Wednesday, 30 November 2022

Joint Oireachtas Committee on Agriculture, Food and the Marine

Impact of Peat Shortages on the Horticulture Industry: Discussion (Resumed)

Mr. Seamus Boland:

I thank Deputy Flaherty for the kind words.

What we have to understand is that peat required for normal horticulture, rather than mushrooms, should be more easily found and more easily available. I believe it is. However, as I said and as the Deputy picked up, I am afraid the problem is the mistrust or lack of confidence in the planning industry. Unfortunately, many of the potential suppliers do not want to engage in that because of the hassle they feel it causes them. There is no particular reason we would not increase the number of counties. That is a consideration and maybe you would get a greater buy-in. We said it too, simply because we wanted to try to allow the process to go a little quicker. If you bring in three or four more local authorities that involves the machinery of each of those authorities and people need to be in place. I know at the last sitting on this issue Deputy Fitzmaurice pointed out that planners and local authorities are under fire as it is. The barriers are that if there are more local authorities involved it will take longer to do.

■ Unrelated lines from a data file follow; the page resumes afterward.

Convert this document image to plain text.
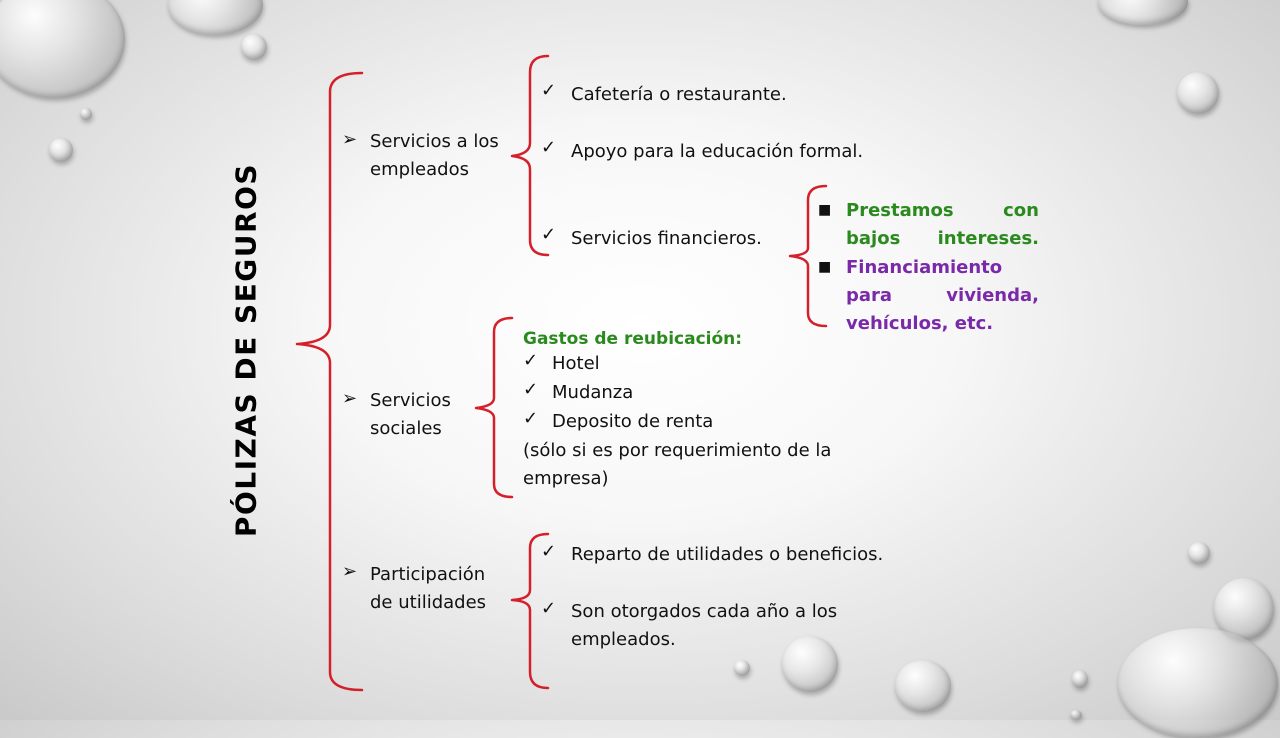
PÓLIZAS DE SEGUROS
➢ Servicios a los empleados
✓ Cafetería o restaurante.
✓ Apoyo para la educación formal.
✓ Servicios financieros.
■ Prestamos con bajos intereses.
■ Financiamiento para vivienda, vehículos, etc.
➢ Servicios sociales
Gastos de reubicación:
✓ Hotel
✓ Mudanza
✓ Deposito de renta
(sólo si es por requerimiento de la empresa)
➢ Participación de utilidades
✓ Reparto de utilidades o beneficios.
✓ Son otorgados cada año a los empleados.
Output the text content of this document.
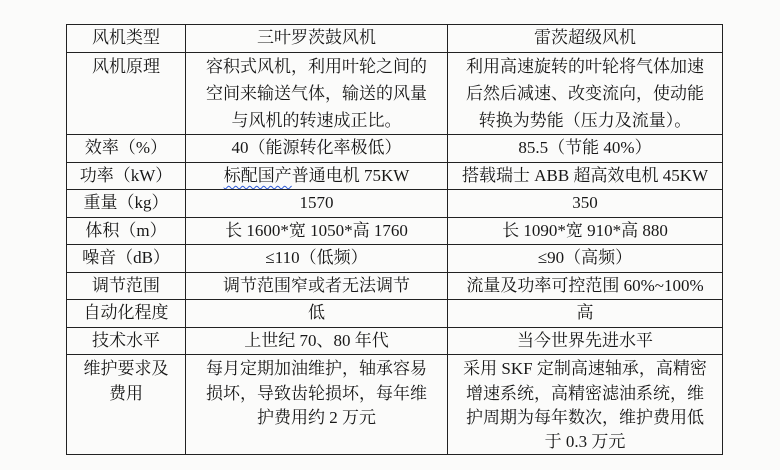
风机类型	三叶罗茨鼓风机	雷茨超级风机
风机原理	容积式风机，利用叶轮之间的空间来输送气体，输送的风量与风机的转速成正比。	利用高速旋转的叶轮将气体加速后然后减速、改变流向，使动能转换为势能（压力及流量）。
效率（%）	40（能源转化率极低）	85.5（节能 40%）
功率（kW）	标配国产普通电机 75KW	搭载瑞士 ABB 超高效电机 45KW
重量（kg）	1570	350
体积（m）	长 1600*宽 1050*高 1760	长 1090*宽 910*高 880
噪音（dB）	≤110（低频）	≤90（高频）
调节范围	调节范围窄或者无法调节	流量及功率可控范围 60%~100%
自动化程度	低	高
技术水平	上世纪 70、80 年代	当今世界先进水平
维护要求及费用	每月定期加油维护，轴承容易损坏，导致齿轮损坏，每年维护费用约 2 万元	采用 SKF 定制高速轴承，高精密增速系统，高精密滤油系统，维护周期为每年数次，维护费用低于 0.3 万元
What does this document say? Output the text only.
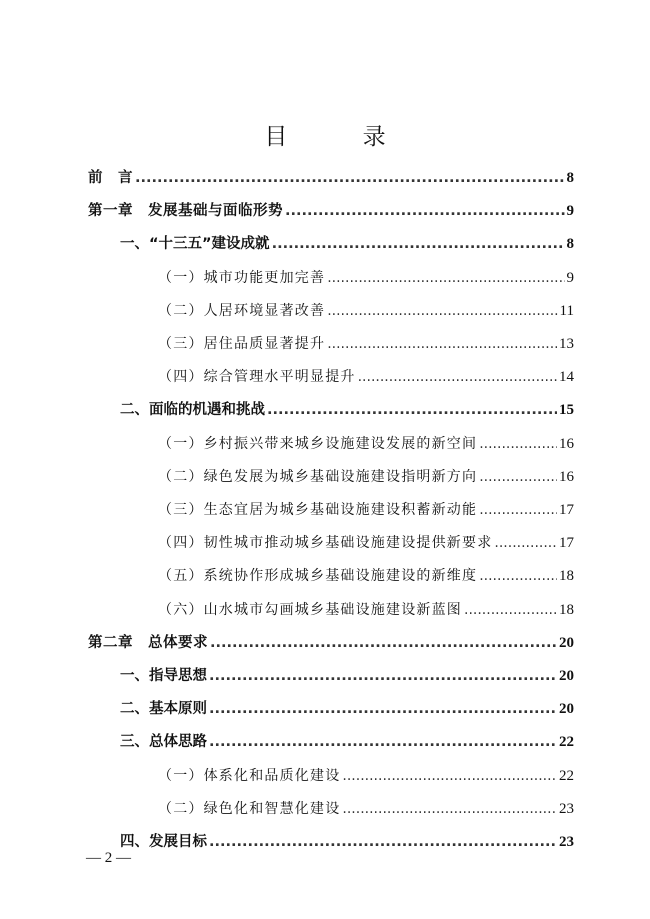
目 录
前　言 .....	8
第一章　发展基础与面临形势 .....	9
一、“十三五”建设成就 .....	8
（一）城市功能更加完善 .....	9
（二）人居环境显著改善 .....	11
（三）居住品质显著提升 .....	13
（四）综合管理水平明显提升 .....	14
二、面临的机遇和挑战 .....	15
（一）乡村振兴带来城乡设施建设发展的新空间 .....	16
（二）绿色发展为城乡基础设施建设指明新方向 .....	16
（三）生态宜居为城乡基础设施建设积蓄新动能 .....	17
（四）韧性城市推动城乡基础设施建设提供新要求 .....	17
（五）系统协作形成城乡基础设施建设的新维度 .....	18
（六）山水城市勾画城乡基础设施建设新蓝图 .....	18
第二章　总体要求 .....	20
一、指导思想 .....	20
二、基本原则 .....	20
三、总体思路 .....	22
（一）体系化和品质化建设 .....	22
（二）绿色化和智慧化建设 .....	23
四、发展目标 .....	23
— 2 —
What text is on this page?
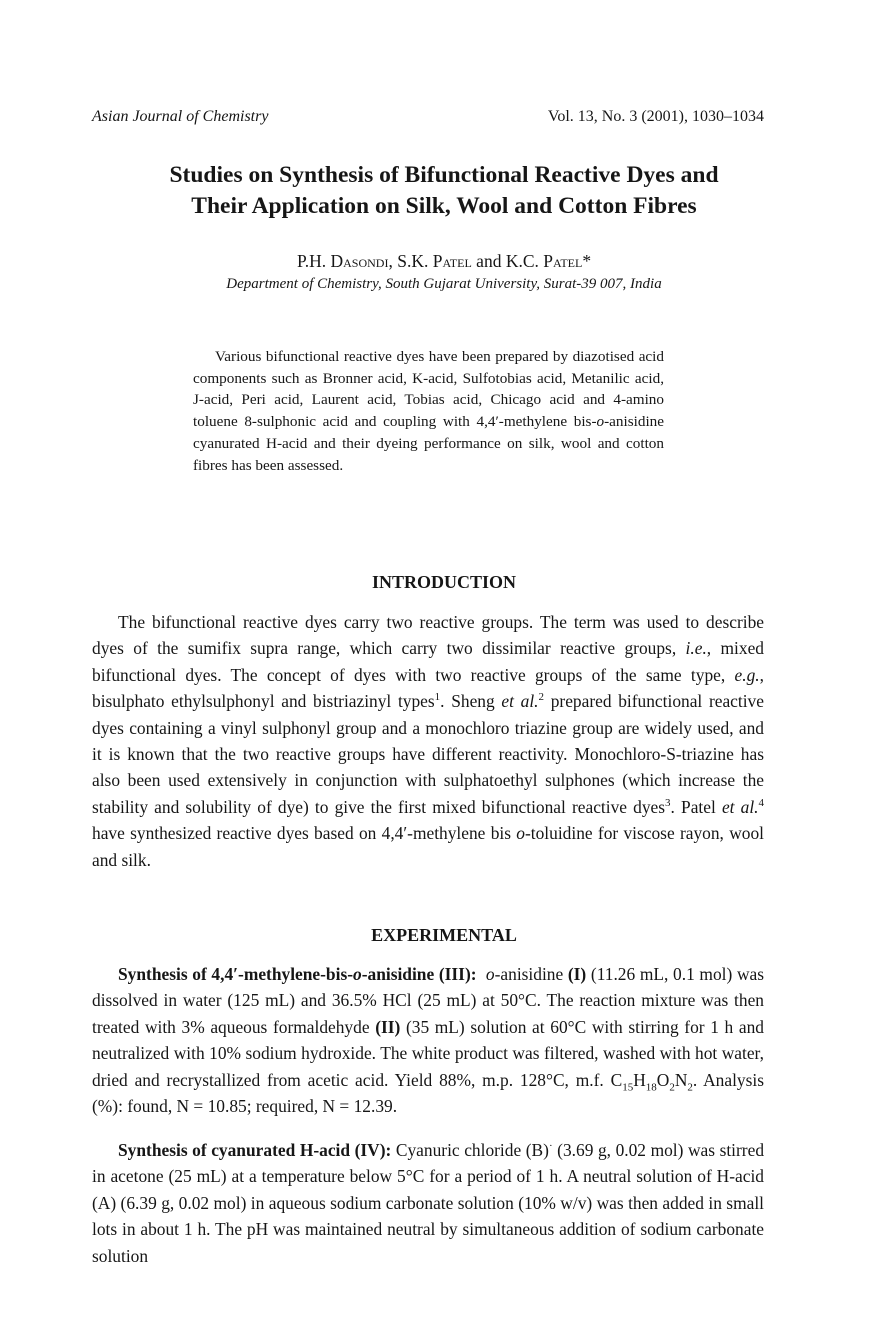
Asian Journal of Chemistry	Vol. 13, No. 3 (2001), 1030–1034
Studies on Synthesis of Bifunctional Reactive Dyes and
Their Application on Silk, Wool and Cotton Fibres
P.H. Dasondi, S.K. Patel and K.C. Patel*
Department of Chemistry, South Gujarat University, Surat-39 007, India
Various bifunctional reactive dyes have been prepared by diazotised acid components such as Bronner acid, K-acid, Sulfotobias acid, Metanilic acid, J-acid, Peri acid, Laurent acid, Tobias acid, Chicago acid and 4-amino toluene 8-sulphonic acid and coupling with 4,4′-methylene bis-o-anisidine cyanurated H-acid and their dyeing performance on silk, wool and cotton fibres has been assessed.
INTRODUCTION
The bifunctional reactive dyes carry two reactive groups. The term was used to describe dyes of the sumifix supra range, which carry two dissimilar reactive groups, i.e., mixed bifunctional dyes. The concept of dyes with two reactive groups of the same type, e.g., bisulphato ethylsulphonyl and bistriazinyl types$^1$. Sheng et al.$^2$ prepared bifunctional reactive dyes containing a vinyl sulphonyl group and a monochloro triazine group are widely used, and it is known that the two reactive groups have different reactivity. Monochloro-S-triazine has also been used extensively in conjunction with sulphatoethyl sulphones (which increase the stability and solubility of dye) to give the first mixed bifunctional reactive dyes$^3$. Patel et al.$^4$ have synthesized reactive dyes based on 4,4′-methylene bis o-toluidine for viscose rayon, wool and silk.
EXPERIMENTAL
Synthesis of 4,4′-methylene-bis-o-anisidine (III): o-anisidine (I) (11.26 mL, 0.1 mol) was dissolved in water (125 mL) and 36.5% HCl (25 mL) at 50°C. The reaction mixture was then treated with 3% aqueous formaldehyde (II) (35 mL) solution at 60°C with stirring for 1 h and neutralized with 10% sodium hydroxide. The white product was filtered, washed with hot water, dried and recrystallized from acetic acid. Yield 88%, m.p. 128°C, m.f. $C_{15}H_{18}O_2N_2$. Analysis (%): found, N = 10.85; required, N = 12.39.
Synthesis of cyanurated H-acid (IV): Cyanuric chloride (B)· (3.69 g, 0.02 mol) was stirred in acetone (25 mL) at a temperature below 5°C for a period of 1 h. A neutral solution of H-acid (A) (6.39 g, 0.02 mol) in aqueous sodium carbonate solution (10% w/v) was then added in small lots in about 1 h. The pH was maintained neutral by simultaneous addition of sodium carbonate solution
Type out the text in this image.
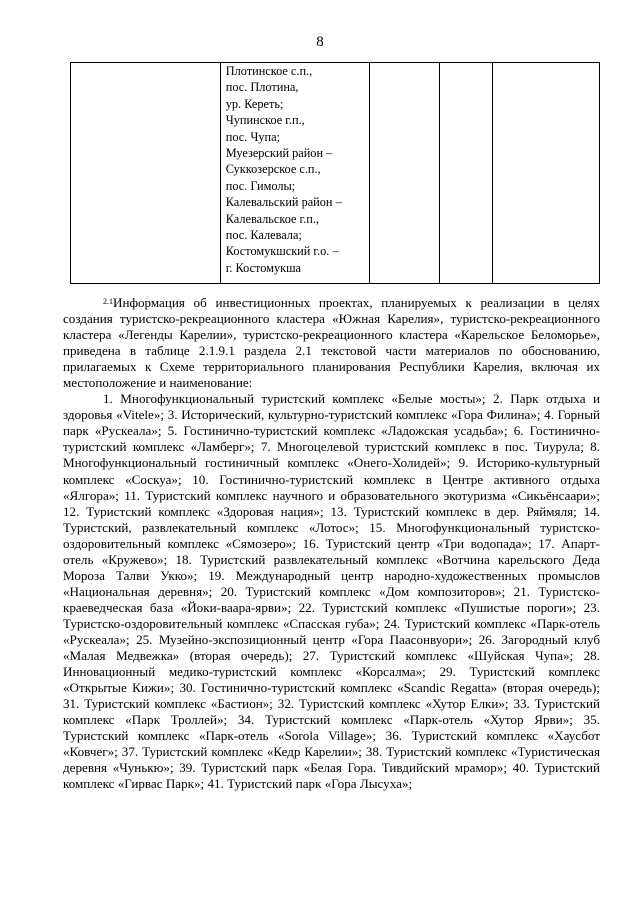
8

Плотинское с.п.,
пос. Плотина,
ур. Кереть;
Чупинское г.п.,
пос. Чупа;
Муезерский район –
Суккозерское с.п.,
пос. Гимолы;
Калевальский район –
Калевальское г.п.,
пос. Калевала;
Костомукшский г.о. –
г. Костомукша

$^{2.1}$Информация об инвестиционных проектах, планируемых к реализации в целях создания туристско-рекреационного кластера «Южная Карелия», туристско-рекреационного кластера «Легенды Карелии», туристско-рекреационного кластера «Карельское Беломорье», приведена в таблице 2.1.9.1 раздела 2.1 текстовой части материалов по обоснованию, прилагаемых к Схеме территориального планирования Республики Карелия, включая их местоположение и наименование:

1. Многофункциональный туристский комплекс «Белые мосты»; 2. Парк отдыха и здоровья «Vitele»; 3. Исторический, культурно-туристский комплекс «Гора Филина»; 4. Горный парк «Рускеала»; 5. Гостинично-туристский комплекс «Ладожская усадьба»; 6. Гостинично-туристский комплекс «Ламберг»; 7. Многоцелевой туристский комплекс в пос. Тиурула; 8. Многофункциональный гостиничный комплекс «Онего-Холидей»; 9. Историко-культурный комплекс «Соскуа»; 10. Гостинично-туристский комплекс в Центре активного отдыха «Ялгора»; 11. Туристский комплекс научного и образовательного экотуризма «Сикьёнсаари»; 12. Туристский комплекс «Здоровая нация»; 13. Туристский комплекс в дер. Ряймяля; 14. Туристский, развлекательный комплекс «Лотос»; 15. Многофункциональный туристско-оздоровительный комплекс «Сямозеро»; 16. Туристский центр «Три водопада»; 17. Апарт-отель «Кружево»; 18. Туристский развлекательный комплекс «Вотчина карельского Деда Мороза Талви Укко»; 19. Международный центр народно-художественных промыслов «Национальная деревня»; 20. Туристский комплекс «Дом композиторов»; 21. Туристско-краеведческая база «Йоки-ваара-ярви»; 22. Туристский комплекс «Пушистые пороги»; 23. Туристско-оздоровительный комплекс «Спасская губа»; 24. Туристский комплекс «Парк-отель «Рускеала»; 25. Музейно-экспозиционный центр «Гора Паасонвуори»; 26. Загородный клуб «Малая Медвежка» (вторая очередь); 27. Туристский комплекс «Шуйская Чупа»; 28. Инновационный медико-туристский комплекс «Корсалма»; 29. Туристский комплекс «Открытые Кижи»; 30. Гостинично-туристский комплекс «Scandic Regatta» (вторая очередь); 31. Туристский комплекс «Бастион»; 32. Туристский комплекс «Хутор Елки»; 33. Туристский комплекс «Парк Троллей»; 34. Туристский комплекс «Парк-отель «Хутор Ярви»; 35. Туристский комплекс «Парк-отель «Sorola Village»; 36. Туристский комплекс «Хаусбот «Ковчег»; 37. Туристский комплекс «Кедр Карелии»; 38. Туристский комплекс «Туристическая деревня «Чунькю»; 39. Туристский парк «Белая Гора. Тивдийский мрамор»; 40. Туристский комплекс «Гирвас Парк»; 41. Туристский парк «Гора Лысуха»;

What we wanted to do was basically supported by Cabinet. It was to pick one or two areas, guide the process and put the experts together, and give support to those who want to submit their properties for this planning exemption. They would not be losing sleep at night because they are worried about the costs, etc. We can at least try to simplify what is a very complex planning system. Two counties might make it happen quicker. There would still be the same expertise, but because you are not covering all four or five you do not have the same delay.

Deputy Flaherty was right to point out that we need to crack this nut very quickly, and I would argue that with support at Cabinet level this could happen.